What I actually want from the google is for them to just fuck off and die. Seriously, at this point the world would be a better place without them, even given all the disruption that nuking them would cause. Short-term pain for long-term gain, etc.

Re:

[shanen]

I'm not sure how much I agree, though I'm more sure that I can't say I disagree. My old position was that I favored evolution over revolution, but I'm less sure what that means now. When it comes right down to it, both evolution and revolution are driven by death, and how much does it matter about the timing?

But I'm also beginning to understand the violent Russian anarchists I studied so many decades ago. They caused a lot of problems in Russia before Lenin took over, but I was basically stumped by their mo

Client

[Himmy32]

E2E doesn't matter very much if you also control the client.

Re:

[gweihir]

Indeed. And there is a second problem: Since this seems to be gmail-only, it does not solve any issues with email sent over the open Internet.
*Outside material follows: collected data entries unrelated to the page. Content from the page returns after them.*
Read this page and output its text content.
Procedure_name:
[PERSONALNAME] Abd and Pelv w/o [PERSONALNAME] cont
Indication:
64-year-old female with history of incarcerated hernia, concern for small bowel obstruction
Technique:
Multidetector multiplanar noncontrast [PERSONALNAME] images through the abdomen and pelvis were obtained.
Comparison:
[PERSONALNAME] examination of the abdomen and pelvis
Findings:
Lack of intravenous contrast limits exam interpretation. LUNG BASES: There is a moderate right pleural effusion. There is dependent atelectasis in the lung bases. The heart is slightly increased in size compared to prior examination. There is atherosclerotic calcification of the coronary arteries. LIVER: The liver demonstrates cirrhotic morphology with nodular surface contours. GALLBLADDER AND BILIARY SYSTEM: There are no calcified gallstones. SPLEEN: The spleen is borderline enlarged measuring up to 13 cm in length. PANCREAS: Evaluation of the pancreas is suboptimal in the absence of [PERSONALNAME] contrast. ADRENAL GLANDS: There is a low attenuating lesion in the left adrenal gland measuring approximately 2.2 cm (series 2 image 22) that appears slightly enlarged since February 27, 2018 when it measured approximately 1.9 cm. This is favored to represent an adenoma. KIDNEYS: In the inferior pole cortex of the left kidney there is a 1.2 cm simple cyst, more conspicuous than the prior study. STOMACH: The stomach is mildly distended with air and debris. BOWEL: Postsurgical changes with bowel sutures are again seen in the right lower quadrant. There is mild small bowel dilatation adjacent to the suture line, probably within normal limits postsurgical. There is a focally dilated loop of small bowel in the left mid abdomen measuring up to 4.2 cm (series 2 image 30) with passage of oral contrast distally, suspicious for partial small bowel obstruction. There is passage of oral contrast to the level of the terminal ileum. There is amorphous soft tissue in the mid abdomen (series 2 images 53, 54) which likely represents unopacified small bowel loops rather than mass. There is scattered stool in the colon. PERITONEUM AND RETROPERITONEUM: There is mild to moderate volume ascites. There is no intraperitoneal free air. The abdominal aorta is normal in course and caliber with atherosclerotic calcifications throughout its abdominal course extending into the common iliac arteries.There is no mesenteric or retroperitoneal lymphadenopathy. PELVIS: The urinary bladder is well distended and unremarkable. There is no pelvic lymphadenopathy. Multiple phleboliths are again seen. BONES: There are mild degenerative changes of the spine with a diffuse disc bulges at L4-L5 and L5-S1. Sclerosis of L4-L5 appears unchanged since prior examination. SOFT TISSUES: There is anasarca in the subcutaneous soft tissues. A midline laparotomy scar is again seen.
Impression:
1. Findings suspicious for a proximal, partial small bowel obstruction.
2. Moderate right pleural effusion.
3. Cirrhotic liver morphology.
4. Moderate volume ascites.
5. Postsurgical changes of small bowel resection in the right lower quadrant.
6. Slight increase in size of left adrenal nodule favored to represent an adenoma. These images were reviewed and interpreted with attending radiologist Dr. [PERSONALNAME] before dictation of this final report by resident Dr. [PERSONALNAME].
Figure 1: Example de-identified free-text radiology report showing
Unless gmail uses non-encrypted protocols for the client connections?

I am a bit confused as to what advantage this supposedly has?

Re:

[Himmy32]

what advantage this supposedly has?

The data stored in their cloud is stored encrypted with your key, which is undoubtedly better. So a government request for data on their servers would return nothing.
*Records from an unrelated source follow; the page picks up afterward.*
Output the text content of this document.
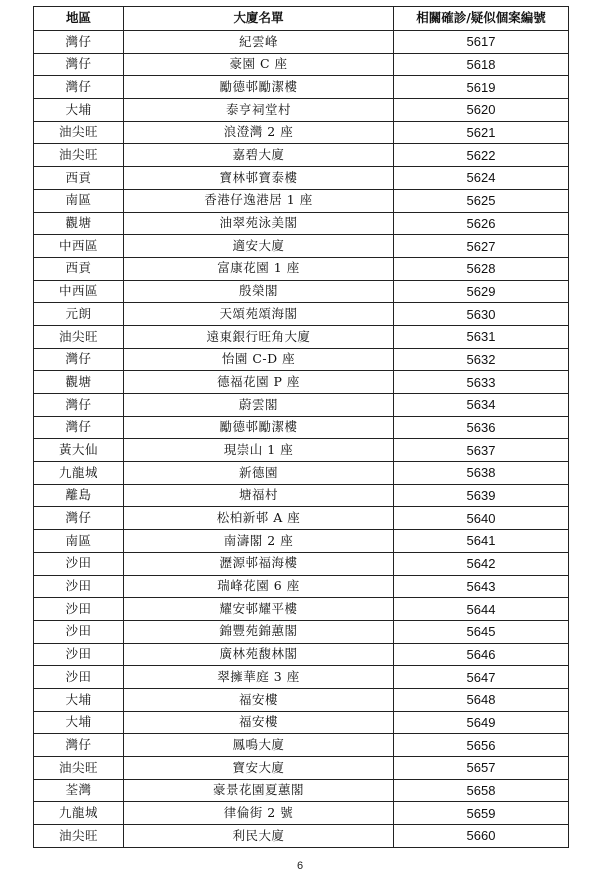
地區	大廈名單	相關確診/疑似個案編號
灣仔	紀雲峰	5617
灣仔	豪園 C 座	5618
灣仔	勵德邨勵潔樓	5619
大埔	泰亨祠堂村	5620
油尖旺	浪澄灣 2 座	5621
油尖旺	嘉碧大廈	5622
西貢	寶林邨寶泰樓	5624
南區	香港仔逸港居 1 座	5625
觀塘	油翠苑泳美閣	5626
中西區	適安大廈	5627
西貢	富康花園 1 座	5628
中西區	殷榮閣	5629
元朗	天頌苑頌海閣	5630
油尖旺	遠東銀行旺角大廈	5631
灣仔	怡園 C-D 座	5632
觀塘	德福花園 P 座	5633
灣仔	蔚雲閣	5634
灣仔	勵德邨勵潔樓	5636
黃大仙	現崇山 1 座	5637
九龍城	新德園	5638
離島	塘福村	5639
灣仔	松柏新邨 A 座	5640
南區	南濤閣 2 座	5641
沙田	瀝源邨福海樓	5642
沙田	瑞峰花園 6 座	5643
沙田	耀安邨耀平樓	5644
沙田	錦豐苑錦蕙閣	5645
沙田	廣林苑馥林閣	5646
沙田	翠擁華庭 3 座	5647
大埔	福安樓	5648
大埔	福安樓	5649
灣仔	鳳鳴大廈	5656
油尖旺	寶安大廈	5657
荃灣	豪景花園夏蕙閣	5658
九龍城	律倫街 2 號	5659
油尖旺	利民大廈	5660
6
But just like the recent "Antifa" Signal Group Chat [slashdot.org] showed again that the most vulnerable piece of the equation is the end device. And is also true for non-government threat actors.

But Google making their infra able to be used more privately is still a good thing.

Re:

[gweihir]

So this is protection against Google? Well. It would make sense, but I somehow doubt they are really doing that.

"End to End"

[Unpopular Opinions]

Except Google can still read, index and process your email messages as they are delivered to them. In reality, this is just taking competition away from reading from the wire. Everything else continues to be managed by Google.

So, Only Google Can Spy on You?

[BrendaEM]

Google putting end-to-end encryption is like putting a pillow on top of the hand-grenade you're sitting on.

"User friendly", you say

[gweihir]

At this time that still means reduced security. That will eventually change, but not anytime soon. That said, for most uses, this should be fine, even if one goal is obviously creating a google-only email system.

Non enterprise?

[wgoodman]

I see nothing in tfs about how non enterprise users can have the illusion of privacy as well.

Re:

[Himmy32]

Because if you aren't paying with money, then your data and your eyeballs on targeted ads are the payment.

pre scanned at their end

[Growlley]

of course!

Not E2EE if not user managed keys

[ei4anb]

It's not end to end encryption if the mail transport provider manages the encryption keys. I participated in the Google early testing of PGP for Gmail but that never got past beta testing. It seems they decided that key management is too complicated for Johnny, so they went with server side S/MIME for Gmail. Nevertheless they cannot claim that they have deployed true end-to-end encryption.